REPUBLIKA.CO.ID, JAKARTA -- Center for Indonesia’s Strategic Development Initiatives (CISDI) mengecam keras langkah DPR RI mengesahkan Rancangan Undang-Undang Kesehatan menjadi undang-undang dalam sidang paripurna ke-29, Selasa (11/7/2023).
Menurut Founder dan CEO CISDI Diah Satyani Saminarsih, penyusunan RUU Kesehatan yang terburu-buru diperparah dengan tidak ada transparansi naskah final kepada publik.
Dia mengatakan, pengesahan ini juga mengabaikan rekomendasi masyarakat sipil terkait aspek formil dan materiel dalam RUU Kesehatan. CISDI, kata dia, mencatat ada empat masalah dalam draf dan daftar inventarisasi masalah (DIM) RUU Kesehatan yang kini telah disahkan.
Beberapa ketentuan bermasalah, yakni perihal penghapusan mandatory spending sektor kesehatan sebesar 10 persen dari APBN dan APBD, beberapa kebijakan yang belum inklusif gender dan kelompok rentan. Tak sampai di sana, belum dilembagakannya peran kader kesehatan juga menjadi masalah, selain dari belum dimasukkannya pasal pengaturan iklan, promosi, dan sponsorship tembakau dalam RUU Kesehatan.
“Pengesahan RUU Kesehatan menjadi undang-undang membuktikan pemerintah dan DPR RI mengabaikan aspirasi masyarakat sipil. Kami mengecam proses perumusan undang-undang yang seharusnya inklusif, partisipatif, transparan, dan berbasis bukti,” kata Diah Satyani dalam keterangannya di Jakarta, dikutip, Rabu (12/7/2023).
Diah mengatakan, tertutupnya proses penyusunan RUU Kesehatan ditandai dengan absennya informasi kepada publik mengenai naskah final rancangan yang sudah disahkan menjadi undang-undang. Hingga kini pun, kata dia, tak ada penjelasan menyoal diterima atau tidaknya masukan dalam proses penyusunan rancangan undang-undang ini.
“Kami melihat proses yang tidak transparan dan inklusif dalam penyusunan RUU Kesehatan. Di sisi lain, proses konsultasi publik pun sangat singkat, minim, dan tertutup. Seluruh rangkaian proses tersebut menyulitkan seluruh masukan masyarakat sipil terefleksi dalam undang-undang ini,” ujarnya.

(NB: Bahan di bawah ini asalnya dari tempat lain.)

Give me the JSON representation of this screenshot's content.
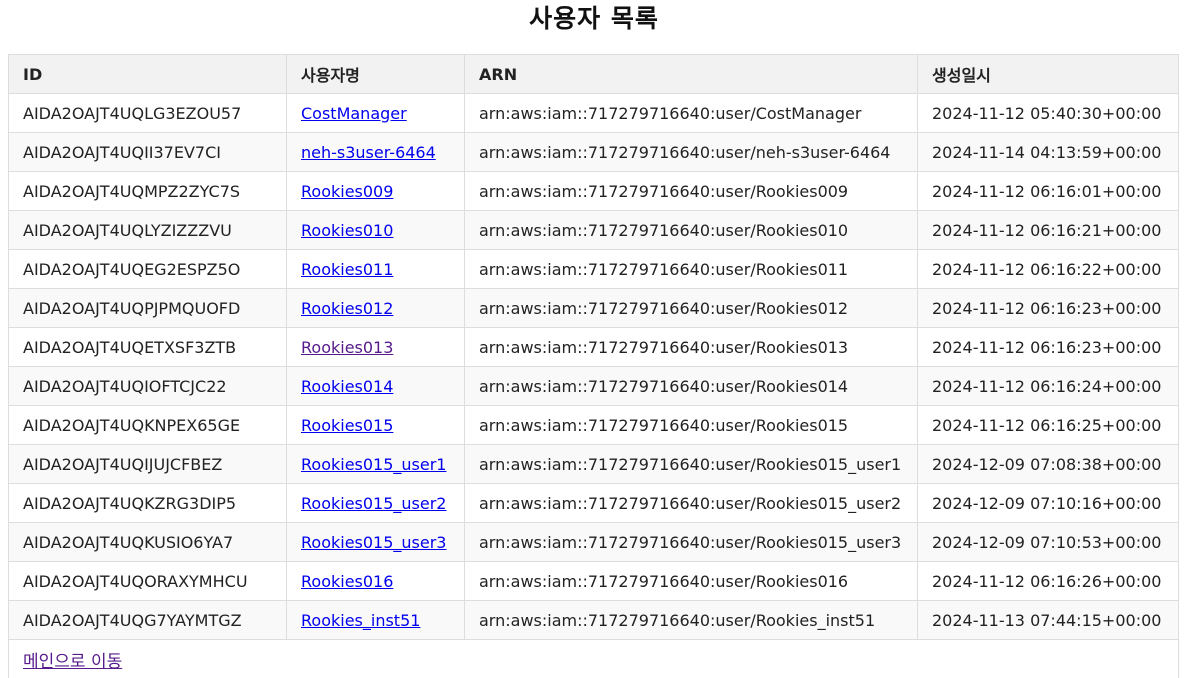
{
  "page": {
    "title": "사용자 목록",
    "main_link_label": "메인으로 이동"
  },
  "table": {
    "headers": {
      "id": "ID",
      "name": "사용자명",
      "arn": "ARN",
      "created": "생성일시"
    },
    "rows": [
      {
        "id": "AIDA2OAJT4UQLG3EZOU57",
        "name": "CostManager",
        "arn": "arn:aws:iam::717279716640:user/CostManager",
        "created": "2024-11-12 05:40:30+00:00",
        "visited": false
      },
      {
        "id": "AIDA2OAJT4UQII37EV7CI",
        "name": "neh-s3user-6464",
        "arn": "arn:aws:iam::717279716640:user/neh-s3user-6464",
        "created": "2024-11-14 04:13:59+00:00",
        "visited": false
      },
      {
        "id": "AIDA2OAJT4UQMPZ2ZYC7S",
        "name": "Rookies009",
        "arn": "arn:aws:iam::717279716640:user/Rookies009",
        "created": "2024-11-12 06:16:01+00:00",
        "visited": false
      },
      {
        "id": "AIDA2OAJT4UQLYZIZZZVU",
        "name": "Rookies010",
        "arn": "arn:aws:iam::717279716640:user/Rookies010",
        "created": "2024-11-12 06:16:21+00:00",
        "visited": false
      },
      {
        "id": "AIDA2OAJT4UQEG2ESPZ5O",
        "name": "Rookies011",
        "arn": "arn:aws:iam::717279716640:user/Rookies011",
        "created": "2024-11-12 06:16:22+00:00",
        "visited": false
      },
      {
        "id": "AIDA2OAJT4UQPJPMQUOFD",
        "name": "Rookies012",
        "arn": "arn:aws:iam::717279716640:user/Rookies012",
        "created": "2024-11-12 06:16:23+00:00",
        "visited": false
      },
      {
        "id": "AIDA2OAJT4UQETXSF3ZTB",
        "name": "Rookies013",
        "arn": "arn:aws:iam::717279716640:user/Rookies013",
        "created": "2024-11-12 06:16:23+00:00",
        "visited": true
      },
      {
        "id": "AIDA2OAJT4UQIOFTCJC22",
        "name": "Rookies014",
        "arn": "arn:aws:iam::717279716640:user/Rookies014",
        "created": "2024-11-12 06:16:24+00:00",
        "visited": false
      },
      {
        "id": "AIDA2OAJT4UQKNPEX65GE",
        "name": "Rookies015",
        "arn": "arn:aws:iam::717279716640:user/Rookies015",
        "created": "2024-11-12 06:16:25+00:00",
        "visited": false
      },
      {
        "id": "AIDA2OAJT4UQIJUJCFBEZ",
        "name": "Rookies015_user1",
        "arn": "arn:aws:iam::717279716640:user/Rookies015_user1",
        "created": "2024-12-09 07:08:38+00:00",
        "visited": false
      },
      {
        "id": "AIDA2OAJT4UQKZRG3DIP5",
        "name": "Rookies015_user2",
        "arn": "arn:aws:iam::717279716640:user/Rookies015_user2",
        "created": "2024-12-09 07:10:16+00:00",
        "visited": false
      },
      {
        "id": "AIDA2OAJT4UQKUSIO6YA7",
        "name": "Rookies015_user3",
        "arn": "arn:aws:iam::717279716640:user/Rookies015_user3",
        "created": "2024-12-09 07:10:53+00:00",
        "visited": false
      },
      {
        "id": "AIDA2OAJT4UQORAXYMHCU",
        "name": "Rookies016",
        "arn": "arn:aws:iam::717279716640:user/Rookies016",
        "created": "2024-11-12 06:16:26+00:00",
        "visited": false
      },
      {
        "id": "AIDA2OAJT4UQG7YAYMTGZ",
        "name": "Rookies_inst51",
        "arn": "arn:aws:iam::717279716640:user/Rookies_inst51",
        "created": "2024-11-13 07:44:15+00:00",
        "visited": false
      }
    ]
  },
  "colors": {
    "link": "#0000ee",
    "visited_link": "#551a8b",
    "header_bg": "#f2f2f2",
    "border": "#dddddd"
  }
}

Pasalnya, berdasarkan Keputusan Mahkamah Konstitusi Nomor 91 Tahun 2020 tentang partisipasi publik bermakna, kata dia, disebutkan tiga prasyarat pelibatan masyarakat secara bermakna. Pertama, hak untuk didengarkan pendapatnya (right to be heard); hak untuk dipertimbangkan pendapatnya (right to be considered); dan hak untuk mendapatkan penjelasan atau jawaban atas pendapat yang diberikan (right to be explained).
“Platform yang dibuat oleh pemerintah dan DPR RI hanya bersifat satu arah dan sementara, tidak pernah ada platform menetap yang memungkinkan masyarakat sipil memantau masukan dan mendapatkan umpan balik dari masukan yang mereka berikan selama proses penyusunan RUU Kesehatan ini. Menurut kami, situasi ini mencederai prinsip partisipasi publik yang bermakna sesuai Putusan MK,” kata Diah kembali.
Berdasarkan catatan tersebut, CISDI, kata dia, menyampaikan beberapa sikap dan catatan. Pertama, mengecam keras Pemerintah dan DPR RI yang tidak melibatkan publik secara bermakna, inklusif, partisipatif, dan berbasis bukti dalam proses penyusunan dan pengesahan RUU Kesehatan.
Kedua, mendesak Presiden untuk meninjau dan mengeluarkan Peraturan Pemerintah Pengganti Undang-Undang (Perppu) untuk membatalkan Undang-Undang Kesehatan yang baru saja disahkan DPR RI.